JM Financial, DAM Capital Capital, Equirus and IIFL Securities are the book-running lead managers to the issue.
Issue Opens On: Aug. 4.
Issue Closes On: Aug. 6.
Face Value: Rs 5 per share.
Lot Size: 15 shares and multiples.
Listing: BSE and NSE.
The company plans to use Rs 150 crore to set up 29 diagnostic centres across Punjab, Maharashtra, Karnataka and Himachal Pradesh.
It also plans to repay/ pre-pay debt worth Rs 146 crore to the lenders in the current financial year. The company’s total borrowings stood at Rs 231.7 crore as of March 2021.
Krsnaa Diagnostics provides technology-enabled services such as imaging (including radiology), pathology/clinical laboratory and tele-radiology to public and private hospitals, medical colleges and community health centres across India.
The company has public-private partnerships in 14 states. It has 1,823 diagnostic centres, with the largest presence in Maharashtra, Karnataka and Rajasthan. These states account for 690 centres, or 29% of the total diagnostic footprint. It plans to expand into Punjab with 24 centres.
The company also participates in government tenders under the National Health Mission.
The tenders allow the company to operate for a period of up to 12 years within the premises of district hospitals and provide imaging and radiology at fixed price, a subsidised rate compared to the private sector, Yash Mutha, executive director at Krsnaa Diagnostics, told BloombergQuint in an interview. The contract, he said, allows for price hikes of 2.5-5.5% per year to capture cost escalations.

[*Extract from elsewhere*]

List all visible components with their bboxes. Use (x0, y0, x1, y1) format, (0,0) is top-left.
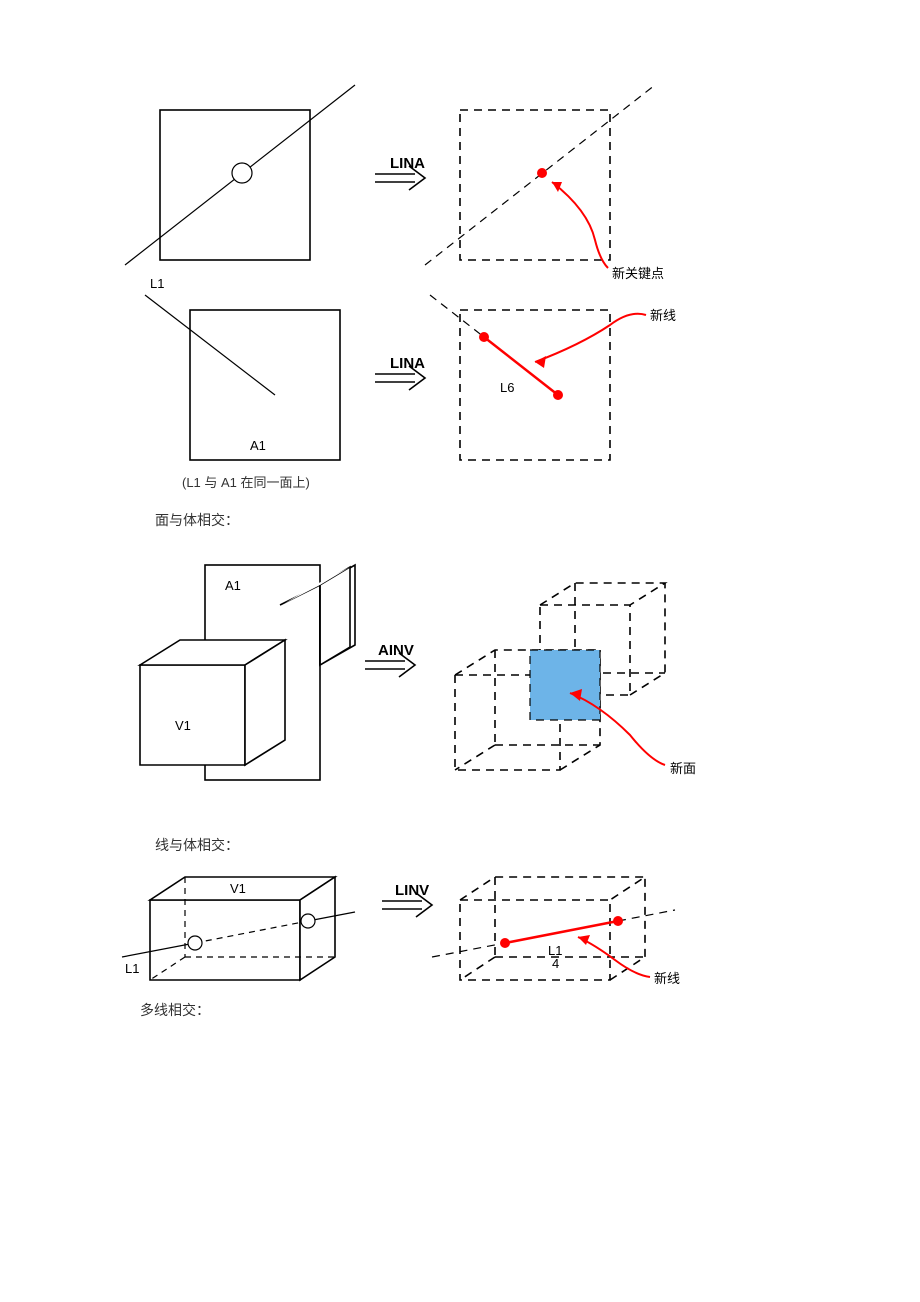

Since commencement of operations, the company has received 77.59% of all tenders bid. As on June 30, 2021, it has deployed 1,797 diagnostic centres pursuant to PPPs.
Krsnaa Diagnostics saw its revenue from operations jump 53.41% over the year earlier to Rs 396.45 crore in the fiscal ended March 2021. Of this, nearly Rs 147 crore was linked to Covid-related diagnostic tests during the year.
This revenue gap, Mutha said, is likely to be filled in with existing diagnostic centres in the ongoing fiscal.
The company generated Rs 267.57 crore, or 67.49% of its revenue from operations, from public health agencies.
It reported Ebitda worth Rs 93.82 crore in FY21 compared with Rs 62.81 crore in a year earlier, excluding impact of fair value movement of compulsory convertible preference shares. FY21 saw a fair value gain compared with a loss in the previous two years. Ebitda margin stood at 23.7% during the year compared with 24% in FY20.
Adjusted for fair value and deferred tax arising out of it, net profit for FY21 stood at Rs 31.4 crore compared with Rs 13.53 crore in the year earlier.
Krsnaa Diagnostics has listed peers such as Metropolis Healthcare Ltd. and Dr. Lal PathLabs Ltd.
The Covid-19 pandemic may significantly affect operations, financials and cashflows in the current year.
A substantial portion of its revenue from operations depends on payments under contracts with public health agencies. If it fails to negotiate and retain similar fee arrangements, and if contracts are cancelled, its business may be adversely affected.
Most of its diagnostic centres have been established and are operated under public-private partnerships awarded by the government agencies through a competitive bidding process. There can be no assurance that it will qualify for, or that it will successfully compete and win such tenders.
The prices that it can charge for diagnostic services are dependent on recommended or mandatory fees fixed under the terms of the agreements entered into with public and private healthcare providers.